The FTC’s 2017 study is based on older mergers, from 2006 to 2012, in part to give the post-merger markets time to adjust so the agency’s economists could accurately evaluate them. A more recent example of the kind of outcome that may trouble regulators happened last year when the FTC cleared Walgreens Boots Alliance to buy 1,932 Rite Aid stores. A month later, Walgreens announced it was closing 600 of them.

The commission had blocked Walgreens’ earlier bid to buy some 3,000 of Rite Aid’s stores, saying that deal would zero out competition in too many markets. But it took Walgreens no time after its smaller deal closed to find some overlapping areas and slate those 600 stores for closure. It will take several years to tell whether rivals can survive in the drug store market where Walgreens is the biggest player. If that doesn’t happen, it’s another sign of failure.

It’s worth noting that in the study, the FTC presented its finding on divesture outcomes the other way around, saying it “achieved a success rate of approximately 70 percent” in horizontal mergers. The success rate of remedies imposed on “vertical mergers” – i.e., between companies in different markets – was higher, around 80 percent, according to the FTC study. The commission’s researchers defined “success” as the relevant market retaining the same level of competitiveness post-merger or returning to that level shortly afterwards.

The point, however, is that even the regulators admit that their methods for evaluating and tweaking mergers don’t always achieve the underlying goal of maintaining a healthy market. There is also debate about whether the FTC’s own analysis of post-merger competitiveness is robust enough.

The Justice Department’s high-profile suit to stop AT&T Inc. from buying Time Warner Inc. is indicative of a new path forward in the DOJ’s antitrust division. Its chief, Makan Delrahim, has made it clear he’s not a fan of behavioral remedies – i.e., promises companies make about their post-merger actions in exchange for clearing their deal. He wants merging companies to sell overlapping businesses that could harm competition before the DOJ will clear a deal. Because AT&T and the DOJ couldn’t agree on what types of divestitures would maintain competition in the pay-TV market after their tie-up, they find themselves in court.

Is this where the FTC is headed? What little we know about Simons suggests that he may be skeptical of the idea that mergers, especially among large competitors in a narrow market, are always pro-consumer and pro-competitive.
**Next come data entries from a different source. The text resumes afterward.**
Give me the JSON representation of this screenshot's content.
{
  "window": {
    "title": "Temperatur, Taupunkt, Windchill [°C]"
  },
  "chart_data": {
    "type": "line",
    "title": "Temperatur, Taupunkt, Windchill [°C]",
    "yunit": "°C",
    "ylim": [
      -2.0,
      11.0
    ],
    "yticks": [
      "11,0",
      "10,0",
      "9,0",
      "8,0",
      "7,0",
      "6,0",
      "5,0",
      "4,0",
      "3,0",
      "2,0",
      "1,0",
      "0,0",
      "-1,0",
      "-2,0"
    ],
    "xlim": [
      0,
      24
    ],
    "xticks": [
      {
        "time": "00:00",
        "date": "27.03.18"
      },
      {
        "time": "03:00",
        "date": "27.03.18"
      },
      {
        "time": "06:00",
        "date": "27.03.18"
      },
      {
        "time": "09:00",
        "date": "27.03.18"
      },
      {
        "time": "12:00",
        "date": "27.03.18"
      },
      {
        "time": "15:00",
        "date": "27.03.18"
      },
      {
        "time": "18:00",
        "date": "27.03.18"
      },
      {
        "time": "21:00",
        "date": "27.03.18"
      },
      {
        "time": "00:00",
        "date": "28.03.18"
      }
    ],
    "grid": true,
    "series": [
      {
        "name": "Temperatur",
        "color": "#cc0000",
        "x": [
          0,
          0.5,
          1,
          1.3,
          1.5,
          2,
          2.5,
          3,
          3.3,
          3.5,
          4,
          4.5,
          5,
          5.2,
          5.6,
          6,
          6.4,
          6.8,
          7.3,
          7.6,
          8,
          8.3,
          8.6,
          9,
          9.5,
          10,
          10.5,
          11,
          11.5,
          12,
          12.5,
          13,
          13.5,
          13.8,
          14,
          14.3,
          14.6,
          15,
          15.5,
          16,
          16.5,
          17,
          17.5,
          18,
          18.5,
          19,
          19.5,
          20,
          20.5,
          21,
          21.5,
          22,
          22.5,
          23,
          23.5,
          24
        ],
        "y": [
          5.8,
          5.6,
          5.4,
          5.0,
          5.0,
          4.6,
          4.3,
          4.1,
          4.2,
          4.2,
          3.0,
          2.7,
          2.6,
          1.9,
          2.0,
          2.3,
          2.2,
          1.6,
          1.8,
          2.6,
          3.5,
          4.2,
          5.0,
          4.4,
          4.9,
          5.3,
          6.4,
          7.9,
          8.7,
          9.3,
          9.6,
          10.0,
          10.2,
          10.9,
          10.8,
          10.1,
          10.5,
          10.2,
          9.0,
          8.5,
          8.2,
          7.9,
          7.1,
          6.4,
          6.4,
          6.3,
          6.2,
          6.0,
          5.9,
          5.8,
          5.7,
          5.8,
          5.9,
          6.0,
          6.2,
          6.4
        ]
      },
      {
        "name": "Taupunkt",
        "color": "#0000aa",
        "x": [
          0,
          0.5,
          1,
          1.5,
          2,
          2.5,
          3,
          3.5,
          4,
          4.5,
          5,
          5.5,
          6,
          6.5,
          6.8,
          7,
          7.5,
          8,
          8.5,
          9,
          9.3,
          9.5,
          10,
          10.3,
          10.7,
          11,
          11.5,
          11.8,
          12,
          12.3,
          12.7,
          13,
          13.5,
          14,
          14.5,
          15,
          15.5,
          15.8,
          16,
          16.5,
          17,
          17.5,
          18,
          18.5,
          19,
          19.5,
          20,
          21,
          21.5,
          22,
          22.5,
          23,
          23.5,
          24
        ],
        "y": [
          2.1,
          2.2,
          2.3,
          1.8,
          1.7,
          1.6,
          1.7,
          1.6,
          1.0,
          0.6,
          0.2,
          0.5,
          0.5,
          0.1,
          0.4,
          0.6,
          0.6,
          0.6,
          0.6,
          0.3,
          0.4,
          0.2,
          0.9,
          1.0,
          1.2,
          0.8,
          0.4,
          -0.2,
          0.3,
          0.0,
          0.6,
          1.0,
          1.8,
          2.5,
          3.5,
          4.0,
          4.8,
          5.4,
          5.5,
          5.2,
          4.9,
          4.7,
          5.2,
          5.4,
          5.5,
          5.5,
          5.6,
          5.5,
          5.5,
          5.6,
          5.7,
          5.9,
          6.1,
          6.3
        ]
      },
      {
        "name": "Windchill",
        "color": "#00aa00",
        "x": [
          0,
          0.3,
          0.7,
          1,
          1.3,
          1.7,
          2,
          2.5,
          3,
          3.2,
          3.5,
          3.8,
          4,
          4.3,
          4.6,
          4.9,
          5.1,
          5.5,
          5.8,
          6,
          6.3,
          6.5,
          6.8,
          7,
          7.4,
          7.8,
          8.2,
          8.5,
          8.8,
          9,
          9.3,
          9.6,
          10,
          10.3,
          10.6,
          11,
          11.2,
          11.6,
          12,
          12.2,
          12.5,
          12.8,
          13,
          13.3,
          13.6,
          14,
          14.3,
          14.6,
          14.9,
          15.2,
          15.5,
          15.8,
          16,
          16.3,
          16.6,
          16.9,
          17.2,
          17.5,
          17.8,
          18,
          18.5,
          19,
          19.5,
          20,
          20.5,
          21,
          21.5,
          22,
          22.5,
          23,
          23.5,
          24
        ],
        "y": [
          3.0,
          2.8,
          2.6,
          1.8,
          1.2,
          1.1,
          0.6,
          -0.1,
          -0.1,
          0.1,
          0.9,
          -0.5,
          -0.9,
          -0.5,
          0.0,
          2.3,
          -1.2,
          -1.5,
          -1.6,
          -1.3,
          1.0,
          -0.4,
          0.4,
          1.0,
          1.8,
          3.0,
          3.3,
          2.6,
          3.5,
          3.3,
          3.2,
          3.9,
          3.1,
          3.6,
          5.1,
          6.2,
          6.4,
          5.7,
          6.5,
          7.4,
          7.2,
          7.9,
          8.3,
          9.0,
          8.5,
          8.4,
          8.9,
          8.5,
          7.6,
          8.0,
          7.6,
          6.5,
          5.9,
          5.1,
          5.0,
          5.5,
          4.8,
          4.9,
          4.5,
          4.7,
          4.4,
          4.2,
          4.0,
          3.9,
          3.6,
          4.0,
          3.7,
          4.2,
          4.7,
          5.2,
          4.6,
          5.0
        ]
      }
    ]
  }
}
Delrahim has already signaled that the DOJ isn’t going to let questionable mergers go through without structural changes like asset sales that will allow rivals to survive. Now Simons is suggesting that regulators should scrutinize those remedies too. It could make for a contentious seven years, which is how long Simons would serve if confirmed.

What’s Happening

On Monday, DOJ officials will hold a briefing on the president's FY 2019 budget proposal.

On Wednesday, four FTC commissioner nominees will appear before the Senate Commerce Committee for a confirmation hearing.

Also on Wednesday, the House Energy and Commerce Committee’s oversight subcommittee will hold a hearing on consolidation in the health care industry.

On Friday, Justice Department’s assistant attorney general for antitrust Roger Alford and Luke Froeb, the antitrust division’s deputy assistant attorney general for economics, will be among the speakers at the George Mason Law Review’s 21st Annual Antitrust Symposium.

Quote of the Week

“I look forward to using my position on the committee to actively address and check monopoly and monopsony power and shape an economy that is better for workers, better for innovation, and better for our democracy.”

--Sen. Cory Booker (D-N.J.), in a statement provided to Bloomberg Law on his new appointment on the Senate Judiciary Committee’s antitrust subcommittee.